Le président de la Cour de justice de l'Union européenne (CJUE), Koen Lenaerts, a estimé que « les fondations de l'UE basées sur l'État de droit (étaient) menacées » et que « la survie du projet européen dans sa forme actuelle (était) en jeu », jeudi 4 novembre à La Haye lors du Congrès FIDE 2021.

Sans se référer explicitement au conflit opposant la Pologne et l'échelon européen sur la primauté de droit de l'UE et l'indépendance de la justice (EUROPE 12821/1), M. Lenaerts a rappelé que « l'ordre juridique de l'UE peut fonctionner uniquement si la clarté existe sur qui aura le dernier mot pour dire le droit ». Ainsi, a-t-il ajouté, conformément au traité sur l'UE (article 19) et aux exigences d'uniformité et d'égalité face à la loi, « la CJUE doit avoir le dernier mot dans l'interprétation du droit de l'UE, comme les cours constitutionnelles nationales l'ont dans l'interprétation de la constitution nationale ».

M. Lenaerts a aussi admis que « la Cour reconnaît pleinement que les limites au champ d'application du droit de l'UE doivent être respectées ». En outre, là où le droit de l'UE s'applique, il y a de la place pour rendre compte de « la diversité » des situations ou des opinions dans des sociétés en évolution constante, ce dans le respect de l'identité des États membres. Pour illustrer son propos, il a notamment évoqué l'arrêt de la Cour qui laisse aux États membres le soin d'établir un équilibre entre la liberté de religion et certains objectifs légitimes, comme l'égalité de traitement en matière d'emploi (affaire C-341/19, EUROPE 12763/8) ou le bien-être des animaux (affaire C-336/19, EUROPE 12626/31).

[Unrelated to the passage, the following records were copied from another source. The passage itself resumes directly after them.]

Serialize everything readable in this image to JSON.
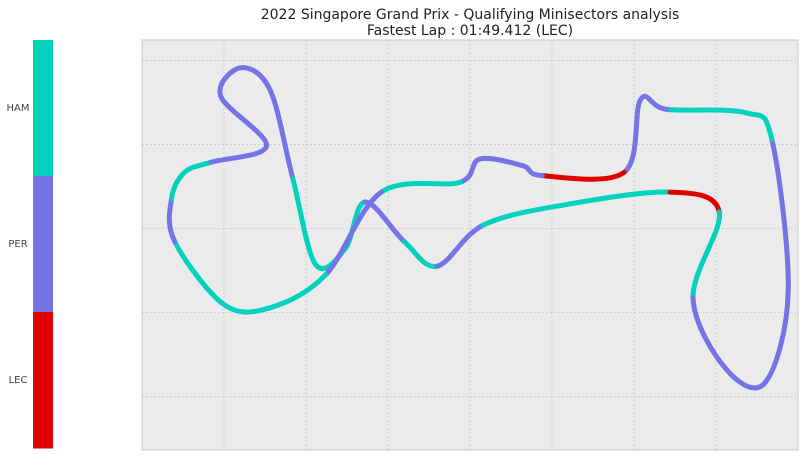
{
  "chart_data": {
    "type": "line",
    "title": "2022 Singapore Grand Prix - Qualifying Minisectors analysis",
    "subtitle": "Fastest Lap : 01:49.412 (LEC)",
    "xlabel": "",
    "ylabel": "",
    "grid": true,
    "axes_ticks_labels": false,
    "xlim": [
      0,
      1000
    ],
    "ylim": [
      0,
      620
    ],
    "colorbar": {
      "position": "left",
      "labels": [
        "HAM",
        "PER",
        "LEC"
      ],
      "colors": [
        "#00d2be",
        "#7474e5",
        "#e00000"
      ]
    },
    "drivers": {
      "HAM": "#00d2be",
      "PER": "#7474e5",
      "LEC": "#e00000"
    },
    "track_path": [
      [
        190,
        160
      ],
      [
        120,
        85
      ],
      [
        150,
        42
      ],
      [
        195,
        75
      ],
      [
        230,
        210
      ],
      [
        265,
        340
      ],
      [
        310,
        315
      ],
      [
        340,
        245
      ],
      [
        400,
        305
      ],
      [
        450,
        342
      ],
      [
        520,
        280
      ],
      [
        640,
        250
      ],
      [
        805,
        230
      ],
      [
        880,
        260
      ],
      [
        840,
        390
      ],
      [
        890,
        497
      ],
      [
        950,
        518
      ],
      [
        985,
        380
      ],
      [
        960,
        150
      ],
      [
        920,
        110
      ],
      [
        800,
        105
      ],
      [
        760,
        90
      ],
      [
        735,
        200
      ],
      [
        610,
        205
      ],
      [
        580,
        190
      ],
      [
        515,
        180
      ],
      [
        485,
        215
      ],
      [
        365,
        230
      ],
      [
        280,
        355
      ],
      [
        195,
        405
      ],
      [
        125,
        400
      ],
      [
        50,
        305
      ],
      [
        45,
        240
      ],
      [
        65,
        200
      ],
      [
        105,
        185
      ],
      [
        190,
        160
      ]
    ],
    "minisectors": [
      {
        "driver": "PER",
        "from": [
          190,
          160
        ],
        "to": [
          230,
          210
        ]
      },
      {
        "driver": "HAM",
        "from": [
          230,
          210
        ],
        "to": [
          340,
          245
        ]
      },
      {
        "driver": "PER",
        "from": [
          340,
          245
        ],
        "to": [
          400,
          305
        ]
      },
      {
        "driver": "HAM",
        "from": [
          400,
          305
        ],
        "to": [
          450,
          342
        ]
      },
      {
        "driver": "PER",
        "from": [
          450,
          342
        ],
        "to": [
          520,
          280
        ]
      },
      {
        "driver": "HAM",
        "from": [
          520,
          280
        ],
        "to": [
          805,
          230
        ]
      },
      {
        "driver": "LEC",
        "from": [
          805,
          230
        ],
        "to": [
          880,
          260
        ]
      },
      {
        "driver": "HAM",
        "from": [
          880,
          260
        ],
        "to": [
          840,
          390
        ]
      },
      {
        "driver": "PER",
        "from": [
          840,
          390
        ],
        "to": [
          960,
          150
        ]
      },
      {
        "driver": "HAM",
        "from": [
          960,
          150
        ],
        "to": [
          800,
          105
        ]
      },
      {
        "driver": "PER",
        "from": [
          800,
          105
        ],
        "to": [
          735,
          200
        ]
      },
      {
        "driver": "LEC",
        "from": [
          735,
          200
        ],
        "to": [
          610,
          205
        ]
      },
      {
        "driver": "PER",
        "from": [
          610,
          205
        ],
        "to": [
          485,
          215
        ]
      },
      {
        "driver": "HAM",
        "from": [
          485,
          215
        ],
        "to": [
          365,
          230
        ]
      },
      {
        "driver": "PER",
        "from": [
          365,
          230
        ],
        "to": [
          280,
          355
        ]
      },
      {
        "driver": "HAM",
        "from": [
          280,
          355
        ],
        "to": [
          50,
          305
        ]
      },
      {
        "driver": "PER",
        "from": [
          50,
          305
        ],
        "to": [
          45,
          240
        ]
      },
      {
        "driver": "HAM",
        "from": [
          45,
          240
        ],
        "to": [
          105,
          185
        ]
      },
      {
        "driver": "PER",
        "from": [
          105,
          185
        ],
        "to": [
          190,
          160
        ]
      }
    ]
  }
}
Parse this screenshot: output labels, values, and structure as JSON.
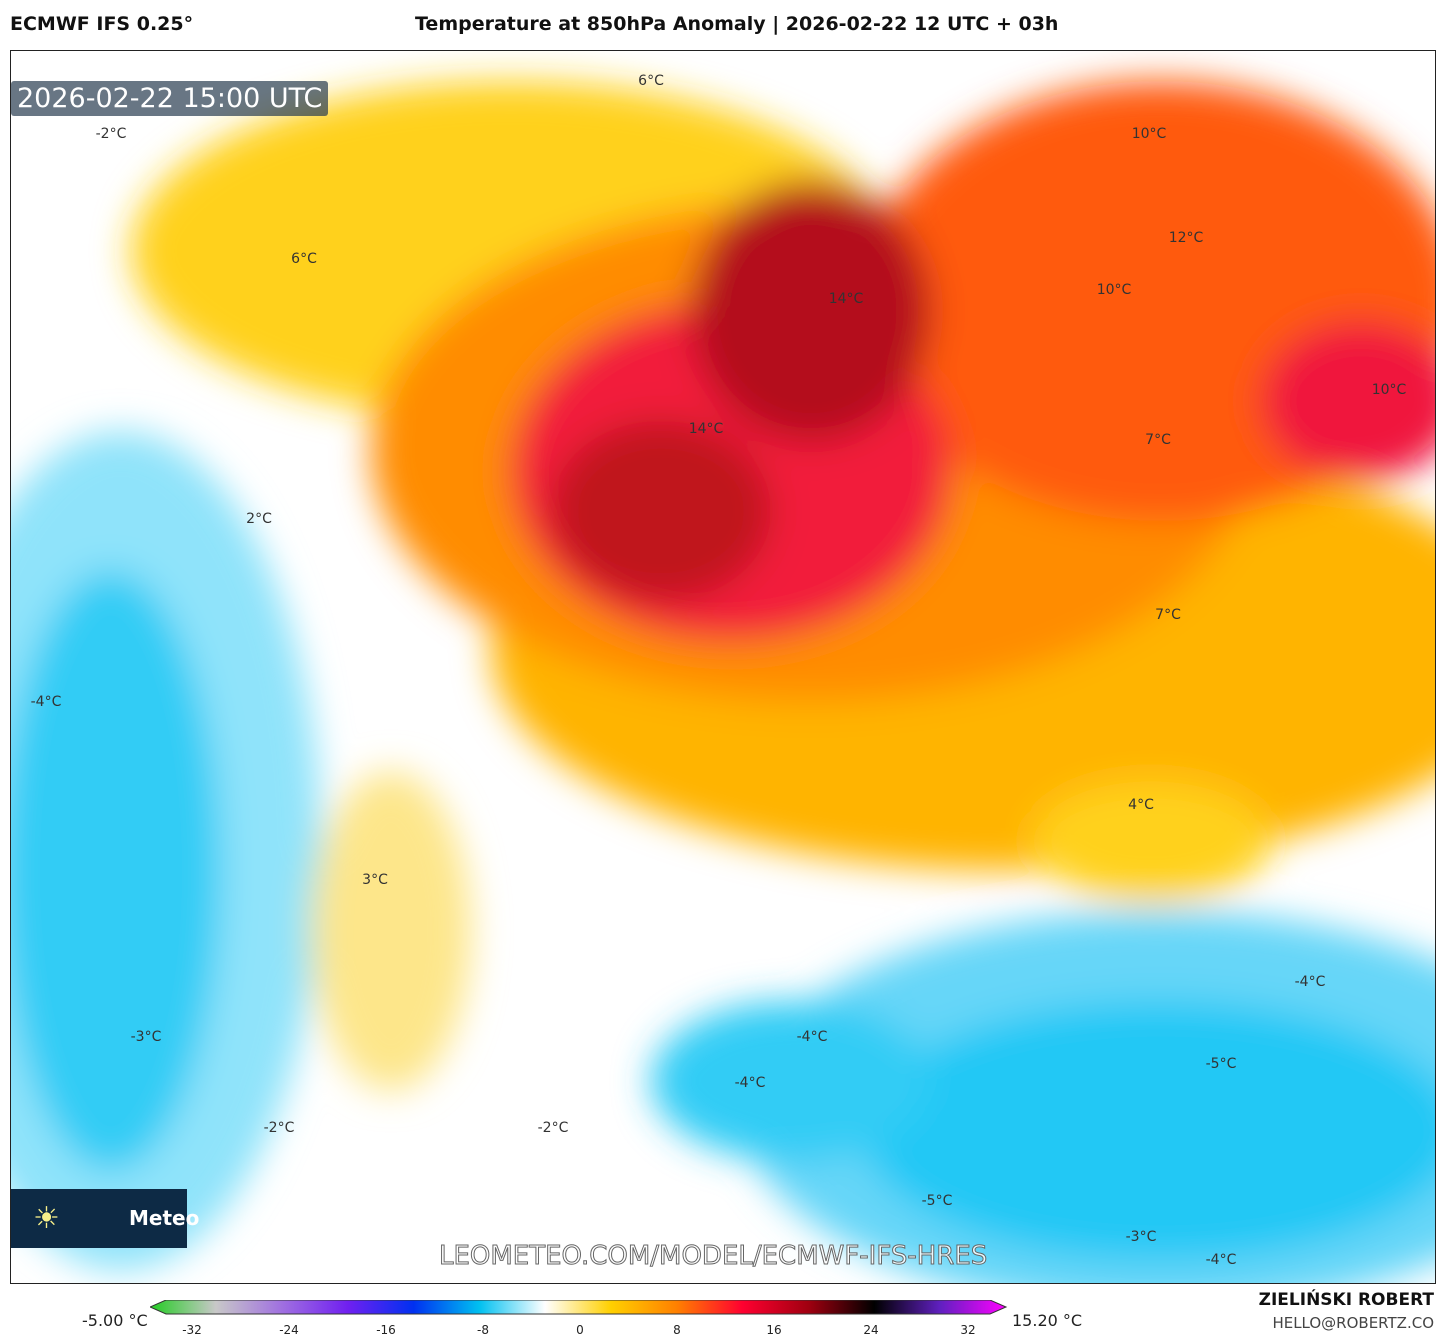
{
  "header": {
    "model": "ECMWF IFS 0.25°",
    "title": "Temperature at 850hPa Anomaly | 2026-02-22 12 UTC + 03h"
  },
  "map": {
    "valid_time": "2026-02-22 15:00 UTC",
    "watermark": "LEOMETEO.COM/MODEL/ECMWF-IFS-HRES",
    "logo_text": "Meteo",
    "contour_labels": [
      "-2°C",
      "6°C",
      "6°C",
      "10°C",
      "12°C",
      "14°C",
      "10°C",
      "10°C",
      "14°C",
      "7°C",
      "2°C",
      "7°C",
      "-4°C",
      "4°C",
      "3°C",
      "-4°C",
      "-3°C",
      "-4°C",
      "-5°C",
      "-4°C",
      "-2°C",
      "-2°C",
      "-5°C",
      "-3°C",
      "-4°C"
    ]
  },
  "colorbar": {
    "min_label": "-5.00 °C",
    "max_label": "15.20 °C",
    "ticks": [
      "-32",
      "-24",
      "-16",
      "-8",
      "0",
      "8",
      "16",
      "24",
      "32"
    ],
    "colors": [
      "#22cc22",
      "#c8c8c8",
      "#a070e0",
      "#7020f0",
      "#0030f0",
      "#00c0f0",
      "#ffffff",
      "#ffd000",
      "#ff8000",
      "#ff0030",
      "#a00010",
      "#000000",
      "#6020c0",
      "#ff00ff"
    ]
  },
  "footer": {
    "author": "ZIELIŃSKI ROBERT",
    "email": "HELLO@ROBERTZ.CO"
  }
}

Un principe reste non négociable, selon le président de la Cour : les tribunaux d'un État membre doivent pouvoir agir « sans crainte ni faveur ». La jurisprudence européenne a clairement dit que les juges nationaux ne doivent pas être exposés à des procédures ou mesures disciplinaires pour avoir saisi la CJUE, a-t-il souligné (affaires C-558&563/18, EUROPE 12455/25).

Et de rappeler que, si l'organisation de la justice est du ressort des États membres, les tribunaux nationaux appelés à appliquer le droit de l'UE doivent jouir des garanties indispensables à leur « indépendance et impartialité ». « Le respect de ces lignes rouges et de l'État de droit en général est le fondement de la confiance mutuelle. Le projet européen - et la solidarité entre les États membres que ce projet implique - dépend de cette confiance », a conclu M. Lenaerts. (Mathieu Bion)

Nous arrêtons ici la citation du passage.